August 29, 2018
While college is getting more expensive and book costs keep going up, one Louisiana school is setting the bar for e-textbook pricing a bit too high.
Students at University of Louisiana at Lafayette opting to buy the e-textbook for their Accounting 202 class were shocked when they found out the electronic version cost nearly $1,000. The university responded to the outrage on Twitter last week, but that did not stop students from voicing their frustration. ULL said they would work with the publisher to lower the cost of the e-textbook.
ULL's Twitter account stated, “The $999 price was set with good intentions, though we realize now that we need to explain the rationale behind it better.”
Acct202 requires students to have a hard copy of book pages in class to work with—so they would have to print large sections of the online copy. Our intention was to encourage students to get the hard copy so they would avoid having to print so much. We will do better next time.— UL Lafayette (@ULLafayette) August 24, 2018
The printed copy was priced at $313, reportedly to encourage students to buy the printed book instead of the e-textbook. The university released a statement on Monday to clarify the intentions behind the cost of the e-textbook.
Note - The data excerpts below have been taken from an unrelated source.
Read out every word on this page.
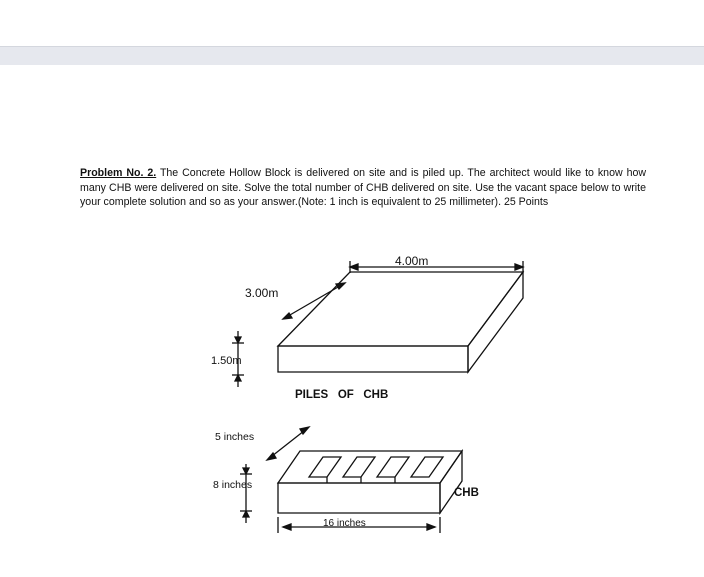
Problem No. 2. The Concrete Hollow Block is delivered on site and is piled up. The architect would like to know how many CHB were delivered on site. Solve the total number of CHB delivered on site. Use the vacant space below to write your complete solution and so as your answer.(Note: 1 inch is equivalent to 25 millimeter). 25 Points
4.00m
3.00m
1.50m
PILES   OF   CHB
5 inches
8 inches
16 inches
CHB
"The publisher, after conversations with the Department of Accounting, set the online price at nearly $1,000 to discourage students from choosing to buy materials directly from its website. They believed it was best for the students to use a printed textbook since many of the materials in the book are needed for homework and classroom instruction."
Students were still upset despite this explanation. One Twitter user stated, “Perhaps that’s a choice the student should be allowed to make for themselves.”
Another user commented, “Then maybe don’t even offer the online copy then, instead of scamming students."
The average student spends more than $1,200 on books and materials for the year, and as many Twitter users in response to ULL pointed out, $313 for a textbook is still high – higher than the national per class average for textbooks, which sits around $154.
The cost of textbooks has increased 812 percent over the past 35 years. At Temple University, students spend an average of $1,300 per year, while students at Rutgers University spend an average of $1,500 a year. Both universities have implemented textbook affordability programs to try and help students save money, including the Open and Affordable Textbook Program at Rutgers and the Textbook Affordability Project at Temple.